As you can see in Fig. 19, Blender follows the basic angular vector of the profile, and the profile basic angle determines whether the extruded subsequent configured turns will open or close the resulting mesh following this angle. The vector of the extrusion angle is determined by the starting and ending Vertex of the profile.

Screw Tool - Evolution since 2.5x

During the recode of Blender, from 2.4x to 2.5x series, the screw tool received lots of improvements. In Blender 2.4x series, the screw tool uses only one cursor position for its axis reference at a time, meaning you cannot tweak your object center changing the reference position without restarting the operation from its beginning. In 2.4x series, you also cannot change the starting angular vector, the only one available was the vector that gives the clockwise and counterclockwise direction, and the angular vector of the tool during the screw operation couldn't be adjusted.

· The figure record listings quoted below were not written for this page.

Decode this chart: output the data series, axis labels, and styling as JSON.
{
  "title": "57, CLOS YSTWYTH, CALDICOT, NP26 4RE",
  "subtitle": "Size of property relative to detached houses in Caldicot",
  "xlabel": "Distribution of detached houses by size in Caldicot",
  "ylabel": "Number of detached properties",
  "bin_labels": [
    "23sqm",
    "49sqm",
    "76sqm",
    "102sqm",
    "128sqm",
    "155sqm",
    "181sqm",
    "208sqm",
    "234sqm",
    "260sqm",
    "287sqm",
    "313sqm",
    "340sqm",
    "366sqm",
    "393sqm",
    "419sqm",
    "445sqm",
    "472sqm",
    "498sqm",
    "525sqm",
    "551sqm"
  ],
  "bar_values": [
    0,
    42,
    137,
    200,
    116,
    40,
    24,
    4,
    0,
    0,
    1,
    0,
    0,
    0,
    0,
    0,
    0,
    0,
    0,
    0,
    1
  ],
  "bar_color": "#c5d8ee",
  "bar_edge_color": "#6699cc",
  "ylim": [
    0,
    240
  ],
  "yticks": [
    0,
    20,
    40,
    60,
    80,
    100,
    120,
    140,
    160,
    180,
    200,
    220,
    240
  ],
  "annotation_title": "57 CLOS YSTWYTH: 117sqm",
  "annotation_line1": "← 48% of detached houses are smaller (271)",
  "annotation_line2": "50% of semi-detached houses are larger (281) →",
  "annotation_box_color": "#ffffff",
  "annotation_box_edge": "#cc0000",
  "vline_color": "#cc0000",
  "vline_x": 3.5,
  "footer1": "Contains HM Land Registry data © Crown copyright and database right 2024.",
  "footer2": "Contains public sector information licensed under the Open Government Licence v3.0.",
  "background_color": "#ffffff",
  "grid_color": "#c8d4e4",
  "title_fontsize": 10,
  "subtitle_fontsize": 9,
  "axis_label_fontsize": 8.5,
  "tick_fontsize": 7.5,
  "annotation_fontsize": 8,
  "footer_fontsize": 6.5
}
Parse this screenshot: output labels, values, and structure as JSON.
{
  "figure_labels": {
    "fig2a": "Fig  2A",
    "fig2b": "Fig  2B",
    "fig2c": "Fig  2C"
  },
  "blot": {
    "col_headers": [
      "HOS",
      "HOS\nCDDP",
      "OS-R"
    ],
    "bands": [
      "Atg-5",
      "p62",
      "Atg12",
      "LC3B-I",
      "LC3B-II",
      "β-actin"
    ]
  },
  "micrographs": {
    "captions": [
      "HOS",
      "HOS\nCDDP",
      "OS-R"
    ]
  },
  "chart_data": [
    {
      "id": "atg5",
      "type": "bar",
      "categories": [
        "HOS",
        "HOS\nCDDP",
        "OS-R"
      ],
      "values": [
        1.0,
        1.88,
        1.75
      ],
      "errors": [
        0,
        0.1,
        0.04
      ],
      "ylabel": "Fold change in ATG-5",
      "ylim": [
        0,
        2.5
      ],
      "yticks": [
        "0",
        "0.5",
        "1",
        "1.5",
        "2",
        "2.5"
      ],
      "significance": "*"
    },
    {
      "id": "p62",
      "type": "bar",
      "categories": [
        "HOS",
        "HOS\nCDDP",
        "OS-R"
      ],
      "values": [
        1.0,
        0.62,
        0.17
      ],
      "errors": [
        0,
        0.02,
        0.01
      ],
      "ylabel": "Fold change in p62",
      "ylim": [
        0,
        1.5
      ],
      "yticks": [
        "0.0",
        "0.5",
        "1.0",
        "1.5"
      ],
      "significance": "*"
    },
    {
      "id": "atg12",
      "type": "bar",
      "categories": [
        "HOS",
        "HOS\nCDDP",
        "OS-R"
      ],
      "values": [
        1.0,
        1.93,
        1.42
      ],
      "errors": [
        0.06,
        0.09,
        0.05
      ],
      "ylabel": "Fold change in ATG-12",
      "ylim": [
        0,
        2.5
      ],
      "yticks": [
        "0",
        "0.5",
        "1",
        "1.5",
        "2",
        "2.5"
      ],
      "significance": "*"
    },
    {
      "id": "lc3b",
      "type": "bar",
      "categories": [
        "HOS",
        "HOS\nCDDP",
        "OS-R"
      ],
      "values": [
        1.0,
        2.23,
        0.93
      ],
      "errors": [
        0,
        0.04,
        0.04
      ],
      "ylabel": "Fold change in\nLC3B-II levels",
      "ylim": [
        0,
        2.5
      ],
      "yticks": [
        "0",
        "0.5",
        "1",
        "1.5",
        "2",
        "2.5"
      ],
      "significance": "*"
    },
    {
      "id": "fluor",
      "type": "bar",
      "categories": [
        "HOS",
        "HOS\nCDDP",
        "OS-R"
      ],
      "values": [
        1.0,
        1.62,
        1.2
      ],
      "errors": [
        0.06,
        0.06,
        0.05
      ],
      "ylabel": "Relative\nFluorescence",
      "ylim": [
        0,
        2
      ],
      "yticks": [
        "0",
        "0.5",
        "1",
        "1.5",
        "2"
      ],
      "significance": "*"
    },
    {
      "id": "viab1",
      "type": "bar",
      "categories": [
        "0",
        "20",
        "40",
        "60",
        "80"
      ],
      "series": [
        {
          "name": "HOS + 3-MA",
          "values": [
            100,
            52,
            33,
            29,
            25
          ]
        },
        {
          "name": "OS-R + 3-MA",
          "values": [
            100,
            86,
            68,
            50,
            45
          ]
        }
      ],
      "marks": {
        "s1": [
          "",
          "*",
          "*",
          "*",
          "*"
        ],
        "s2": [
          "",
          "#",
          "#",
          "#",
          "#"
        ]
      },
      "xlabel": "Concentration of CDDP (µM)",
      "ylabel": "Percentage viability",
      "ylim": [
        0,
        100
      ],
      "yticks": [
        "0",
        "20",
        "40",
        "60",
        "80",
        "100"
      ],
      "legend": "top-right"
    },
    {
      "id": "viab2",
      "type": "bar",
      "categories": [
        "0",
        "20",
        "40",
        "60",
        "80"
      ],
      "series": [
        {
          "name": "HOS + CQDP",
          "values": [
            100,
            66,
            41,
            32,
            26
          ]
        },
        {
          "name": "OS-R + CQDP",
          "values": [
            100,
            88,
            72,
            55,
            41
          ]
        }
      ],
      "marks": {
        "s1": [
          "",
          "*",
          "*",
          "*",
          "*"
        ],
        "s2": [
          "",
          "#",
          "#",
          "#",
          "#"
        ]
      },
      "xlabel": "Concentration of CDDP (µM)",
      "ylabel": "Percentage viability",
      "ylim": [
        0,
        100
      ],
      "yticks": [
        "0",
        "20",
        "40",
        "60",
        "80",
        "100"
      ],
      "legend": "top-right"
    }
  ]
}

In 2.5x and above, you can not only change the reference position after it's chosen with the mouse cursor, using the interactive panel in the Mesh Tools in the Edit Mode (Shortcut T) to change the center during the interactive session, but you can also change the angular vector of the generated object by adjusts during the interactive session.

Another difference is that the clockwise and counterclockwise rotation of the Screw Tool now is determined by the axis vector tweak, meaning that you can change the direction of the screw rotation adjusting the corresponding X, Y and Z vector axis in positive and negative directions, it will depend on the orientation you have placed your object for creation and its center coordinates for spin and extrusion, we will explain the most common case in the examples of this page.

Blender will also determine automatically, depending on your view, the proper direction for the extrusion axis, meaning that you can change, at any time, the screw extrusion direction changing the global view alignment.

The rotation axis, still passing through the 3D cursor, is now free, but it's still preferable to align it with the y-axis of the view (i.e. up-down on the screen). So, the best way to start using this tool is to align your view with the front orthographic view using Numpad1 to create the Global height of the extrusions aligned with the Local Axis of your object. Blender will determine automatically your extrusion axis when you align your Vector with one of the Blender Global Axis, giving the proper axis vector a value of 1.